O ano de 1951 marcou o início de um
grande avanço para a biotecnologia. Tudo começou com a chegada de uma
mulher de origem humilde a um hospital nos Estados Unidos. As células
dela revolucionariam a ciência médica.
Henrietta Lacks teve câncer no colo do
útero pouco antes de morrer, e um médico retirou um pedaço de tecido
para uma biópsia, sem pedir autorização, já que na época ainda não havia
legislação específica sobre o assunto. Desde então, as células
retiradas do corpo dela vem crescendo e se multiplicando e há bilhões
delas em laboratórios do mundo todo sendo usadas por cientistas, que as
batizaram de linha celular HeLa, numa referência ao nome de Henrietta.
“Não dá para saber quantas células de
Henrietta ainda circulam. Um pesquisador estima que juntas pesariam 50
milhões de toneladas métricas, algo inconcebível, porque cada uma pesa
quase nada”, disse Rebecca Skloot, autora do livro A Vida Imortal de Henrietta Lacks .
Como a retirada foi feita sem
autorização, os familiares dela – ainda vivos – precisaram lutar por
muitos anos por seus direitos, e chegaram a acionar a justiça por uma
compensação financeira, já que a distribuição das células de Henrietta é
comercializada a altos valores.
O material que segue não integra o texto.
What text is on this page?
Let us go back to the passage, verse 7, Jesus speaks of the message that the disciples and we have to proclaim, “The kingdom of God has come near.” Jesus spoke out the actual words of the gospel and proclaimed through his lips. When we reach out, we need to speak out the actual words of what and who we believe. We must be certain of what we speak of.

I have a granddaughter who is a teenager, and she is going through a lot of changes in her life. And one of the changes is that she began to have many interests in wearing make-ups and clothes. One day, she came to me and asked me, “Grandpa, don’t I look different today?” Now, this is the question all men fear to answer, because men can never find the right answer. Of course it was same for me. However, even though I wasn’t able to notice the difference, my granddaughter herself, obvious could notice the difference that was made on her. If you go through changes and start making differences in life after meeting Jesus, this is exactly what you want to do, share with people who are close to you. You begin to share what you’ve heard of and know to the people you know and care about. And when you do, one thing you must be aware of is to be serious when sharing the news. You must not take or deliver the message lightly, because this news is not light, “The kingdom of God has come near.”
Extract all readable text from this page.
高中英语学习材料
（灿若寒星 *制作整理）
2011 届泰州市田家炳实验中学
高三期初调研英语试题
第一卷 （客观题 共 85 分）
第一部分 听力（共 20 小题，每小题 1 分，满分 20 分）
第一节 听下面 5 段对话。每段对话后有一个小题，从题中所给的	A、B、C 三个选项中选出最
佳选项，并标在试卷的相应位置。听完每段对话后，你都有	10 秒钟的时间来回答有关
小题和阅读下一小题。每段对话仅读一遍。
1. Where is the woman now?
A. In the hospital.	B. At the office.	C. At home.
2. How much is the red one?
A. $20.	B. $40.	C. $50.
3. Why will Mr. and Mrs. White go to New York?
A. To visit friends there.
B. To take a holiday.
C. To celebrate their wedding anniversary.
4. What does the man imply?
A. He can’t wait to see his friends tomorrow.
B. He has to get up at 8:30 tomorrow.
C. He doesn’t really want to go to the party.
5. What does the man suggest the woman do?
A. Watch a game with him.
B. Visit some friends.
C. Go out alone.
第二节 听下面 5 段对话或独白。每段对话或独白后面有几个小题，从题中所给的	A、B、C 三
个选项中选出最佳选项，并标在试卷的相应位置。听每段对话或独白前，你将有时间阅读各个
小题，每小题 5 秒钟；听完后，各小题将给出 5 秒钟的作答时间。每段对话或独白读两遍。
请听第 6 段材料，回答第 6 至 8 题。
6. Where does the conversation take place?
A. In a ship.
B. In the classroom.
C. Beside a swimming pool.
No mês passado, o filho mais velho,
Lawrence, afirmou que os parentes devem fazer uma nova tentativa de
processar o centro John Hopkins, onde o procedimento foi feito, ainda
neste ano.
História
Em 1860, o proprietário de uma plantação na Virgínia chamado Benjamin Lacks se casou com uma das mulheres que trabalhavam na fazenda e teve com ela dois filhos.
Em 1942, Henrietta Lacks decidiu se
mudar para a cidade, por isso, seu marido – bisneto de Benjamin – a
levou para Baltimore: em tempos de guerra o trabalho era escasso.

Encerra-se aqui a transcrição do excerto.